One thing I'm toying with is scanning my science-related postage stamps to use for illustrations in my articles — beginning next year.

The Tibetans do not want anything going out of the house, neither money nor garbage. Their reasons are based in superstition and custom, but I can see the psychological appeal of avoiding loss. It's like programming your mind and setting a pattern. It could be worth a try.

At any rate, I wish you well in your clearing out and cleaning up in preparation for 2012.

December 27, 2011

Fading Friendships

Buon giorno. I hope you all had a good Christmas. This article is not going to be about Christmas, but I wanted to discuss some thoughts that were triggered during Christmas card time. This will be a bit rambling and disjointed; I'm not trying to say much of anything, really.

In early 2010, I was examining Minimalism, and receiving some sense of liberation by uncluttering stuff in my life. But — what about removing people?

Christmas has been a bit rough for us the past couple of years because of deaths, illnesses, injuries, depression and other things that I will not elaborate on. I was not enthused when it came to writing out Christmas cards. Going down the list of names added to the difficulties. My father was a pastor, and we did not stay put much because the Untied (misspelling intentional) Methodist denomination seldom lets people stay put for more than a few years (I think the five years I spent in Lansing, Michigan were the longest I lived in one area while I was with my parents.) My parents made many friends in several churches. Some of those churches were tiny, some had hundreds of members. Anyway, they exchanged Christmas cards with some of those people for decades.

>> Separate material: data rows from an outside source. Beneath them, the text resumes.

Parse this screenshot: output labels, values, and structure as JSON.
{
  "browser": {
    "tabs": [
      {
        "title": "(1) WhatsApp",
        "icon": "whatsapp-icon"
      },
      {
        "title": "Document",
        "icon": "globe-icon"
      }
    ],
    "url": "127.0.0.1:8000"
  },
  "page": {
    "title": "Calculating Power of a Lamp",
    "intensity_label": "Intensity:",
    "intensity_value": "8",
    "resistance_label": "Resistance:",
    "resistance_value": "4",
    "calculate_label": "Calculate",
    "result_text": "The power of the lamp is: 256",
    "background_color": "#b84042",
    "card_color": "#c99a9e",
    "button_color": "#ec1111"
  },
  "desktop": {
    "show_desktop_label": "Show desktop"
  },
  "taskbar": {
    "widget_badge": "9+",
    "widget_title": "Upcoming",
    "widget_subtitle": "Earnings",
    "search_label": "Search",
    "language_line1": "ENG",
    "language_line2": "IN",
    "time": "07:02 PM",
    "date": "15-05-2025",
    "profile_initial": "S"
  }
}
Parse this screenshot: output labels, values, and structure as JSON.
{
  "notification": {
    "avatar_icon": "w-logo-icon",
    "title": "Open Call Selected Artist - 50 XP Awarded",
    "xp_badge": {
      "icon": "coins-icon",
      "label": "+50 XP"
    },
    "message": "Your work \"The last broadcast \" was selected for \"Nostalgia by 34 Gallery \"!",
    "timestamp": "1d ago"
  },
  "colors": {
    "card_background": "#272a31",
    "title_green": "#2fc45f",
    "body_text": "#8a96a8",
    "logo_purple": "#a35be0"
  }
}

When you only hear from someone once a year so you can exchange obligatory cards, what good is it? I had resolved not to let that kind of thing happen. Either friends I had made along the way and I cared enough about each other enough to stay in touch, or we didn't. Well, duh. That is, if all we did was the once a year thing, but no contact in the in-between times, were we really friends, or not? Those promises made to always stay in touch, to always remain close, to be there for you...

E-mail muddies the stream even further. You can stay in touch in a way by sending links, jokes and things, sending group mailings, sending your written thoughts, but I do like to send some thing physical to certain people. So, the e-mail thing is not the issue here, capice?

Sure, people get busy or have problems and maybe they couldn't do much in the past year. But when it continues, it's time to consider letting the people from the past remain in the past. Why send them a card when we're not keeping in touch in other ways? I feel that I'm prolonging the inevitable fading by obligating them to reciprocate.

Looking at the list, remembering people and how we were close. And sometimes agonizing over the memories and feelings, should I just drop it? Cut them off? It's one thing when a friendship turns sour and it really does end, or if someone just stops communicating with you for unknown reason and you're pretty sure they're done with you. But the fade away aspect seems harder to me.

Anyway, there's no hurry to trim people from our lives. Although I could not get past my personal issues and deal with sending cards (almost none were sent), I can look at the list another time, when there is no time or emotional pressure. Trimming people out of your life, "minimalizing" — is it worth it? Is it necessary? I think it might be, to clear up mental and emotional clutter. I'll find out.